Here’s a quick video which explains why this action is stupid, and how it can damage the gun (often terminally, when repeated often).
A couple weeks ago I went shooting with a Reader at my local killing-practice facility, and one of the guns I brought along was my bedside gun, the S&W Model 65:
Now the thing about a bedside gun, as any fule kno, is that it absolutely, positively, has to work all the time with 100% reliability. You pull the trigger, it has to go BANG and when you pop the cylinder release to reload (assuming such an action is necessary), it has to open so you can dump the empties… right?
Well, on this particular occasion the first part went as advertised, all six rounds going BANG. The second part? Nu-uh: the cylinder was stuck shut, and required a firm smack to get it to move. Not good. But I went ahead and reloaded it anyway, fired off the rounds, and popped the cylinder open — this time, without any problem.
I would have shrugged the earlier malfunction off, except for that irritating “100%” reliability thing. So I dumped the empties, closed the gun up unloaded — and the cylinder stuck closed again when I tried to open it.
Oh-oh.
Back at home, I checked the 65 out. Pawl bent? No. Ejector hangup on the frame? No. Powder buildup at the forcing cone?

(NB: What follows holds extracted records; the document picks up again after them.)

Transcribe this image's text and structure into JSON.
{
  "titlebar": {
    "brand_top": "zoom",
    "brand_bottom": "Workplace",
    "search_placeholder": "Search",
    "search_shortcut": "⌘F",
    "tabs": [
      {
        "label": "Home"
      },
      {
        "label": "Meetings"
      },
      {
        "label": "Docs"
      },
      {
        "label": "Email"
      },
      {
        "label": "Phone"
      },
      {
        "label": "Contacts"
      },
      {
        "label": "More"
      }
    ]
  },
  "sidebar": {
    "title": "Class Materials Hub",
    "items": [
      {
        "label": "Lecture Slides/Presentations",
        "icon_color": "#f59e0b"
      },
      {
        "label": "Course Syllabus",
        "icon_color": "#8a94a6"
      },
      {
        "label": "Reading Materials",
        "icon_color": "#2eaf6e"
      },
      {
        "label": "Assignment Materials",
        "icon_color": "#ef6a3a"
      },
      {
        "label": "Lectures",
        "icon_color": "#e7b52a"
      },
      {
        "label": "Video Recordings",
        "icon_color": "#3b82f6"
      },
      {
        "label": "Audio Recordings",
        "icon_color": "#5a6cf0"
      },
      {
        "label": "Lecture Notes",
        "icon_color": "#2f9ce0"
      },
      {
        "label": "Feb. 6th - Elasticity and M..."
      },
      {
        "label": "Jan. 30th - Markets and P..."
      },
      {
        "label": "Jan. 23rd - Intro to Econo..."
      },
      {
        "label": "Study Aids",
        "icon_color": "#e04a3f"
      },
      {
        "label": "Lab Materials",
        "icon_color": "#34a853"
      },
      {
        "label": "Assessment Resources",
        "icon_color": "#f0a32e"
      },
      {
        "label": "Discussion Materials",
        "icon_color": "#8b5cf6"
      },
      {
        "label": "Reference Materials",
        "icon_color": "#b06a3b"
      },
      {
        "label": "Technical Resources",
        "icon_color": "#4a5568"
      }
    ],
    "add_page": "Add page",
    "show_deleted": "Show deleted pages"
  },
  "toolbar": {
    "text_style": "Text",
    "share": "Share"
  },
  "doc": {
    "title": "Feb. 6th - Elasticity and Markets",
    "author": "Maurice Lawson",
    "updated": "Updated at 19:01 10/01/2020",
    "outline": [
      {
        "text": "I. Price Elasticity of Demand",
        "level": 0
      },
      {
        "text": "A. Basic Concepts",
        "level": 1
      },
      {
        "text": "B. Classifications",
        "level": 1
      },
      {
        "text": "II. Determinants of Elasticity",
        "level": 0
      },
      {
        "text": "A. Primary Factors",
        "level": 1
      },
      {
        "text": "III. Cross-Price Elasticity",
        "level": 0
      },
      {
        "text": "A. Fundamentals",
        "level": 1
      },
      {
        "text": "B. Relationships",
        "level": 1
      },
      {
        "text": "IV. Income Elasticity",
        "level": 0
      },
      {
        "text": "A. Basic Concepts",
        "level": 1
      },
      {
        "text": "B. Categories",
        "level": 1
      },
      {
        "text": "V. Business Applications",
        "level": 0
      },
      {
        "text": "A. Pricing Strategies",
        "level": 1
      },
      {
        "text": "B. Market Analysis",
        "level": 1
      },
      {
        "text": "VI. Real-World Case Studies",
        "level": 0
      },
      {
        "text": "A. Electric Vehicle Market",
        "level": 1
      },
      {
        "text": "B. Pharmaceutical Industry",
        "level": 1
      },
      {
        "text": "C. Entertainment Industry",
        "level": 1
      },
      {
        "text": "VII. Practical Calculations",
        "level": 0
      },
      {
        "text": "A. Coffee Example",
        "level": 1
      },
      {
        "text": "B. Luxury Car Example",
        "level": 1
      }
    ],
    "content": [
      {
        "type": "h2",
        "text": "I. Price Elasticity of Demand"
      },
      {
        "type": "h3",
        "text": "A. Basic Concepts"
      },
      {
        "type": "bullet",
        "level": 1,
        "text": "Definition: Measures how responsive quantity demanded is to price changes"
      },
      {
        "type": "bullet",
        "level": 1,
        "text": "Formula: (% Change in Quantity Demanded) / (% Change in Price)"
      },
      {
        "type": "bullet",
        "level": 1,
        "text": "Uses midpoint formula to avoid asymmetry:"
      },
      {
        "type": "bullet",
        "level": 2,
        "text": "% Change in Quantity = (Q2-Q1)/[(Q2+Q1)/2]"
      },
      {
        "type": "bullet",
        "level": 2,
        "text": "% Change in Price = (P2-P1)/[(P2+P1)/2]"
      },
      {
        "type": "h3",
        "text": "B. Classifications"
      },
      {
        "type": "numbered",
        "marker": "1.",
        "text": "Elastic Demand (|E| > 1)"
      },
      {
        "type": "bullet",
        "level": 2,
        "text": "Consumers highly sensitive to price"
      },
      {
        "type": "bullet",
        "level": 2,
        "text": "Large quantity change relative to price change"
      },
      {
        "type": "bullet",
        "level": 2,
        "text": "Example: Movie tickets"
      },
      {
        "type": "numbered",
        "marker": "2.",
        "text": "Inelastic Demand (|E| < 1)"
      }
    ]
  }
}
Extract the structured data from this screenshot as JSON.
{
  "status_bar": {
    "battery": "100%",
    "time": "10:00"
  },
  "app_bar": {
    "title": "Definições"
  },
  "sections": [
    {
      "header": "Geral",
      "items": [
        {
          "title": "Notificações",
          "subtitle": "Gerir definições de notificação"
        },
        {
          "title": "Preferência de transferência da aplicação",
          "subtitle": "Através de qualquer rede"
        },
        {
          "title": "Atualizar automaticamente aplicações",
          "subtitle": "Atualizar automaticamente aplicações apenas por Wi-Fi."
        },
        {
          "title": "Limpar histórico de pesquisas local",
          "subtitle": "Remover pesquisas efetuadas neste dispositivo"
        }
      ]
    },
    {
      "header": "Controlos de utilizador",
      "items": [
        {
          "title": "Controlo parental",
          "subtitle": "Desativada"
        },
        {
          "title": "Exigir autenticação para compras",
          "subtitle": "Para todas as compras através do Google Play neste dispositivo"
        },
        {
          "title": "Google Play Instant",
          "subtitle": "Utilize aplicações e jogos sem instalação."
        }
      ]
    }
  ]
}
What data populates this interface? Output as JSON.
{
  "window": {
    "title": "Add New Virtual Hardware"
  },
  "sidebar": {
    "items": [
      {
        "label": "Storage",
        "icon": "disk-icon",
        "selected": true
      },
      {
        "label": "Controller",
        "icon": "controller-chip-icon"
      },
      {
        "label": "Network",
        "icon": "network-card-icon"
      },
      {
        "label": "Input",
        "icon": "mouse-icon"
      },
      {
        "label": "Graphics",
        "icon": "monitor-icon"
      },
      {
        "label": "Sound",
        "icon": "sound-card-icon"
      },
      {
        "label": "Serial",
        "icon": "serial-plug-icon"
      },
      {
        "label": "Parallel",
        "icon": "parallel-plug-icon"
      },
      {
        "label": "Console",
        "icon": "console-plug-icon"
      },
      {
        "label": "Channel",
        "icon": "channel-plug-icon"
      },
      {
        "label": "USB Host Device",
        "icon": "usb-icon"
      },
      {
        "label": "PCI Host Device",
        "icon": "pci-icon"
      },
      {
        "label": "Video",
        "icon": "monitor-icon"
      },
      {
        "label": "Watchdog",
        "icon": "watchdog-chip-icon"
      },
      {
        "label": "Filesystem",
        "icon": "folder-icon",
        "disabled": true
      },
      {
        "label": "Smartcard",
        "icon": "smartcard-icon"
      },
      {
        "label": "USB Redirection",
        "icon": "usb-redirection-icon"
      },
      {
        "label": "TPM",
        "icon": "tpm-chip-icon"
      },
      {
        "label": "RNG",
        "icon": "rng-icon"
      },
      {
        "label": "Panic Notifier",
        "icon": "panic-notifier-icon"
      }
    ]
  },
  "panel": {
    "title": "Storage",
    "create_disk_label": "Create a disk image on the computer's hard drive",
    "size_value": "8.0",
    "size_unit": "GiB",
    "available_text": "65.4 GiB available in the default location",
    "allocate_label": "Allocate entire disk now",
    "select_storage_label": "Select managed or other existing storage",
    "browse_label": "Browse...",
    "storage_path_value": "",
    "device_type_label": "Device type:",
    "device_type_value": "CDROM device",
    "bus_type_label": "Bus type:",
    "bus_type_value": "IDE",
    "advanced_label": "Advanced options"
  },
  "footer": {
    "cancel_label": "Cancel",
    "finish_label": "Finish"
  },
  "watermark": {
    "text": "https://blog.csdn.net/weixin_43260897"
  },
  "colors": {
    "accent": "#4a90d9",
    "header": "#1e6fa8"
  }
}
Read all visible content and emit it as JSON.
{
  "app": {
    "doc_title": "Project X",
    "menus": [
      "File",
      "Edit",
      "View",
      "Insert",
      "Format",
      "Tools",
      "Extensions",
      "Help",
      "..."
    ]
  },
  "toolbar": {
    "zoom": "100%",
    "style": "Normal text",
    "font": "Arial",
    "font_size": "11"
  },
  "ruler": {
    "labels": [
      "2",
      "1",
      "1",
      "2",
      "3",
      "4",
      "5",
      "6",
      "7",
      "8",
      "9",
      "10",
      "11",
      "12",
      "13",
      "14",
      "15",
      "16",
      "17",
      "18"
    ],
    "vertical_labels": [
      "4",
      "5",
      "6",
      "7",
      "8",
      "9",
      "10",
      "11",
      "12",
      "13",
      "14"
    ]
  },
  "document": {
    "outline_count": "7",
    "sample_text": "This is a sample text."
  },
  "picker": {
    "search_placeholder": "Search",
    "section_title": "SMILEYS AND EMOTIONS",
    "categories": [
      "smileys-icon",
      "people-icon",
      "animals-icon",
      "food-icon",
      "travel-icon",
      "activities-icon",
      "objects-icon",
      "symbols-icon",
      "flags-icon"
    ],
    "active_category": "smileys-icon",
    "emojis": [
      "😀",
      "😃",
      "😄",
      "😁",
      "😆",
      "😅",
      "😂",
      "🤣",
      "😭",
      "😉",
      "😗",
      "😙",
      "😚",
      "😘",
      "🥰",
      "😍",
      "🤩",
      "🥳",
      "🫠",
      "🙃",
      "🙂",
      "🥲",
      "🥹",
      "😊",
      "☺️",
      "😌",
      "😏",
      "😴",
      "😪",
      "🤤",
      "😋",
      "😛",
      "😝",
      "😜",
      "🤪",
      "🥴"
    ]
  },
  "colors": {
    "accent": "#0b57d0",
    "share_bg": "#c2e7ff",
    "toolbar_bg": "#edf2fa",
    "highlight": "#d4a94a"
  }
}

Dirty, to be sure, but after I polished it clean, the cylinder still wouldn’t open every time.
If there’s one thing I hate more than a malfunction, it’s an occasional malfunction.
So I took it over to Larry at SPS Guns, and after a few minutes, his on-premises gunsmith — who looks about twelve years old, but they all do nowadays — diagnosed the problem: the front of the ejector rod was sticking:
…most likely because it was no longer straight — the tip had been peened in one spot and the ejector rod ever-so-slightly bent out of true, no doubt by someone performing The Idiot Twist to close it up. This was why the malf only repeated occasionally: the peening and bend would only cause a malfunction depending on the position of the rod.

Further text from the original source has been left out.